"Dear brothers and sisters!
Yesterday, on All Saints' Day, we dwelt upon "the heavenly city,
Jerusalem, our mother" (Preface of All Saints). And today, our souls
turn again to these last things as we commemorate all the faithful
departed, those "who have gone before us marked with the sign of faith
and sleep in peace." It's very important for us Christians to live our
relationship with the dead in the truth of faith, and to look at death
and the afterlife in the light of Revelation.
Already the Apostle Paul, writing to the first communities, exhorted
the faithful to "not be downhearted, like the others who have no hope."
"If in fact" he wrote, "we believe that Jesus died and rose, so also
God, by means of Jesus, will gather up with him all those who have died"
(1 Thes 4:13-14).
It's necessary even today to spread the message of the reality of
death and eternal life -- a reality particularly subject to
superstitious and syncretic beliefs, for the Christian truth cannot risk
itself to be mixed up with mythologies of various sorts.

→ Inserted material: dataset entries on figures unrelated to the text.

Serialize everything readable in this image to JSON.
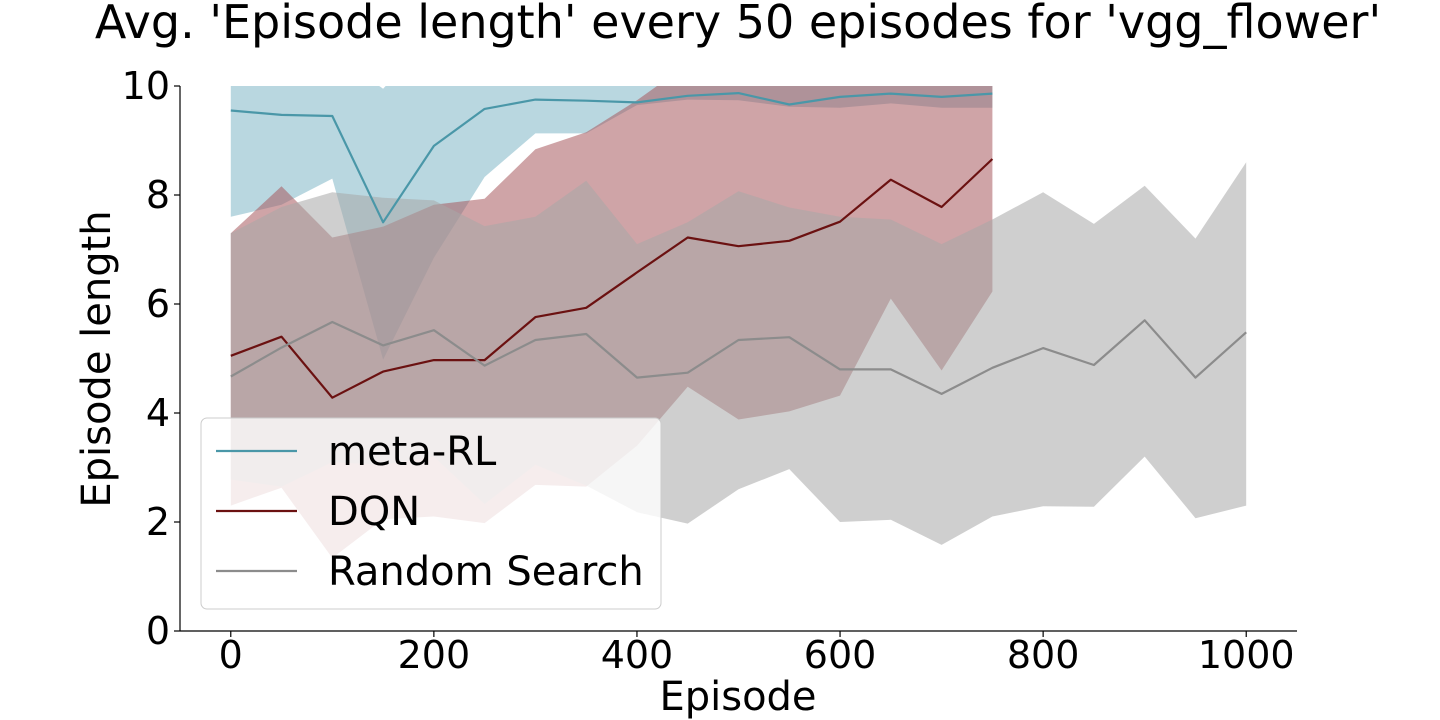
{
  "chart_data": {
    "type": "line",
    "title": "Avg. 'Episode length' every 50 episodes for 'vgg_flower'",
    "xlabel": "Episode",
    "ylabel": "Episode length",
    "xlim": [
      -50,
      1050
    ],
    "ylim": [
      0,
      10
    ],
    "xticks": [
      0,
      200,
      400,
      600,
      800,
      1000
    ],
    "yticks": [
      0,
      2,
      4,
      6,
      8,
      10
    ],
    "grid": false,
    "legend_position": "lower-left",
    "series": [
      {
        "name": "meta-RL",
        "color": "#4a97a8",
        "band_color": "#7fb6c6",
        "x": [
          0,
          50,
          100,
          150,
          200,
          250,
          300,
          350,
          400,
          450,
          500,
          550,
          600,
          650,
          700,
          750
        ],
        "values": [
          9.55,
          9.47,
          9.45,
          7.5,
          8.9,
          9.58,
          9.75,
          9.73,
          9.7,
          9.82,
          9.87,
          9.66,
          9.8,
          9.86,
          9.8,
          9.86
        ],
        "lower": [
          7.6,
          7.82,
          8.3,
          4.98,
          6.85,
          8.33,
          9.13,
          9.13,
          9.65,
          9.75,
          9.74,
          9.62,
          9.6,
          9.68,
          9.6,
          9.6
        ],
        "upper": [
          11.5,
          11.12,
          10.6,
          9.95,
          10.95,
          10.83,
          10.37,
          10.33,
          10.3,
          10.4,
          10.4,
          10.3,
          10.3,
          10.3,
          10.3,
          10.3
        ]
      },
      {
        "name": "DQN",
        "color": "#6b1111",
        "band_color": "#a85a5e",
        "x": [
          0,
          50,
          100,
          150,
          200,
          250,
          300,
          350,
          400,
          450,
          500,
          550,
          600,
          650,
          700,
          750
        ],
        "values": [
          5.05,
          5.4,
          4.28,
          4.76,
          4.97,
          4.97,
          5.76,
          5.93,
          6.58,
          7.22,
          7.06,
          7.16,
          7.51,
          8.28,
          7.78,
          8.66
        ],
        "lower": [
          2.3,
          2.63,
          1.34,
          2.05,
          2.1,
          1.98,
          2.68,
          2.65,
          3.4,
          4.48,
          3.88,
          4.03,
          4.32,
          6.1,
          4.78,
          6.23
        ],
        "upper": [
          7.3,
          8.16,
          7.22,
          7.42,
          7.82,
          7.93,
          8.84,
          9.15,
          9.74,
          10.4,
          10.53,
          10.4,
          10.4,
          10.4,
          10.4,
          10.4
        ]
      },
      {
        "name": "Random Search",
        "color": "#8c8c8c",
        "band_color": "#a8a8a8",
        "x": [
          0,
          50,
          100,
          150,
          200,
          250,
          300,
          350,
          400,
          450,
          500,
          550,
          600,
          650,
          700,
          750,
          800,
          850,
          900,
          950,
          1000
        ],
        "values": [
          4.67,
          5.2,
          5.67,
          5.24,
          5.52,
          4.87,
          5.34,
          5.45,
          4.65,
          4.74,
          5.34,
          5.39,
          4.8,
          4.8,
          4.35,
          4.83,
          5.19,
          4.88,
          5.7,
          4.65,
          5.48
        ],
        "lower": [
          2.78,
          2.65,
          3.1,
          3.05,
          3.2,
          2.33,
          3.05,
          2.67,
          2.18,
          1.97,
          2.6,
          2.97,
          2.0,
          2.04,
          1.58,
          2.1,
          2.29,
          2.28,
          3.2,
          2.07,
          2.3
        ],
        "upper": [
          7.3,
          7.78,
          8.05,
          7.95,
          7.9,
          7.43,
          7.6,
          8.26,
          7.1,
          7.5,
          8.07,
          7.77,
          7.6,
          7.55,
          7.1,
          7.55,
          8.05,
          7.47,
          8.17,
          7.2,
          8.6
        ]
      }
    ]
  }
}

In my encyclical on Christian hope, I myself investigated the
mystery of eternal life. I asked: even for the men and women of today,
the Christian faith is a hope that can transform and sustain their
lives? Even more radically: the men and women of our time likewise
desire eternal life?
Or maybe their earthly existence has become their only horizon? In
reality, as St Augustine already observed, everyone wants the "blessed
life," that happiness. We don't know what it is or what it's like, but
we feel ourselves attracted toward it. This is a universal hope, shared
by people of all times and places.
The expression "eternal life" gives a name to this insuppressible
expectation: not a progression without end, but the immersion of oneself
in the ocean of infinite love, where time, the beginning and end exist
no more. A fullness of life and of joy: it's this for which we hope and
await from our being with Christ.
Let us today renew our hope in eternal life, one really drawn in the
death and resurrection of Christ. "I am risen and now I am always with
you," the Lord tells us, and my hand sustains you. Wherever you might
fall, you will fall in my hands and I will be present even at the gate
of death. Where none can accompany you any longer and where you can
bring nothing, there I await you to transform for you darkness into
light.
Christian hope is never something merely individual, it's always a
hope for others. Our lives are deeply linked, one to another, and the
good and bad each one does always impacts the rest. So the prayer of a
pilgrim soul in the world can help another soul that continues purifying
itself after death.
And for this, today the church invites us to pray for our beloved
dead and to spend time at their tombs in the cemeteries. Mary, star of
hope, make stronger and more authentic our faith in eternal life and
sustain our prayer of suffrage for our departed brothers".